Reqd. cost of milk = Vol. of the container × Rs. 20.
The container is in the shape of the frustum of a cone whose, height (h) = 16 cm, radius of lower end (r1) = 8 cm, radius of upper end (r2) = 20 cm.
∴ Volume of the container = \(\frac{\pi}{3}\times h\times (r_1^2+r_2^2+r_1r_2)\) [Using formula for frustum of a cone]
= \(\frac{3.14}{3} \times 16\times[(8)^2+(20)^2+160]\)

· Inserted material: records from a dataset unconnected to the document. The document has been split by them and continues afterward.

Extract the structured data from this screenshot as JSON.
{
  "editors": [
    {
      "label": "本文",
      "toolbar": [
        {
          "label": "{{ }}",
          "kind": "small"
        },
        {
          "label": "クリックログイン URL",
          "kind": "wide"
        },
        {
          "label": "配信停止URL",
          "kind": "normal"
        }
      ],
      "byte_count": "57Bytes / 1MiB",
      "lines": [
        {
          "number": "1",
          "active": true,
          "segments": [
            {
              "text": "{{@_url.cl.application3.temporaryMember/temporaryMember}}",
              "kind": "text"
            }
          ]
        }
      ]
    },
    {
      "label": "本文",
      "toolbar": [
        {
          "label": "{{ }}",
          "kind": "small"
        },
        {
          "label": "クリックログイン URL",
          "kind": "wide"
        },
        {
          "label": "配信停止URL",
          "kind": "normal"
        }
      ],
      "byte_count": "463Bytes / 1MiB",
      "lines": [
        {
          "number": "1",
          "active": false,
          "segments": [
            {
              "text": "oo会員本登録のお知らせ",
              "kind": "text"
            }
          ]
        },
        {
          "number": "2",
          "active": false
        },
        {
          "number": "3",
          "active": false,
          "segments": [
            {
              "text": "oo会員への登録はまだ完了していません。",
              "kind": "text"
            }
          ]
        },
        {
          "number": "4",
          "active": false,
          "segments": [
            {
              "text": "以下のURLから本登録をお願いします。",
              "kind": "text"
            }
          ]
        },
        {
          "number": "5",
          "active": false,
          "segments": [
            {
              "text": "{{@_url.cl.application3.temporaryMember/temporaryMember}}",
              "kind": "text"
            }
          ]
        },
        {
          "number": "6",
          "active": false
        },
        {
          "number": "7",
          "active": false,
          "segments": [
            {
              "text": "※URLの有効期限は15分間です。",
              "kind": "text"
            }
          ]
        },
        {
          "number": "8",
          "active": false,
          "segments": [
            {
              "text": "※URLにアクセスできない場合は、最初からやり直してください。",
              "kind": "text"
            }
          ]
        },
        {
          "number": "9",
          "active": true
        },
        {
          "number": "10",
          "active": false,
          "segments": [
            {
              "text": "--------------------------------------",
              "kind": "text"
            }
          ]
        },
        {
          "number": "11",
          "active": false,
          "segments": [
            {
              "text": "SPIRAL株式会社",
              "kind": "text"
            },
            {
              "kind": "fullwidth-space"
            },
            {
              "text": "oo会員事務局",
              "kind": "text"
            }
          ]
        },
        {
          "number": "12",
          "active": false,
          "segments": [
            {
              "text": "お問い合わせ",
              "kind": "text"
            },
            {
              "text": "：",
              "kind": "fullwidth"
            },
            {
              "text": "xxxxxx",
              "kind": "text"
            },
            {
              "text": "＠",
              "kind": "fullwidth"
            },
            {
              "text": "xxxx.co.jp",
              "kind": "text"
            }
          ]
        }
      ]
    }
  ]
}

= \(\frac{3.14}{3} \times 16\times[64+400+160]\)
= \(\frac{3.14\times 16\times 624}{3}\) cm3 = \(\frac{3.14\times 16\times 624}{3\times 1000}\) L = 10.45 L (approx)
∴ Cost of milk =Rs. (10.45 × 20) = Rs. 209 (approx)
Area of the metal sheet used to make the container
= Lateral surface area of the container + Area of the base = π l (r1 + r2) +π r12
where, l = \(\sqrt{h^2+(r_2-r_1)}\) = \(\sqrt{16^2+(20-8)^2}\) = \(\sqrt{256+144} =\sqrt{400}\) =20cm
∴ Required area = 3.14 × 20 × 28 + 3.14 × 64 = 1758.4 + 200.96 = 1959.36 cm2
∴ Cost of metal sheet = Rs. \(\big(\frac{8\times 1959.36}{100}\big)\) = Rs. 156.75 (approx).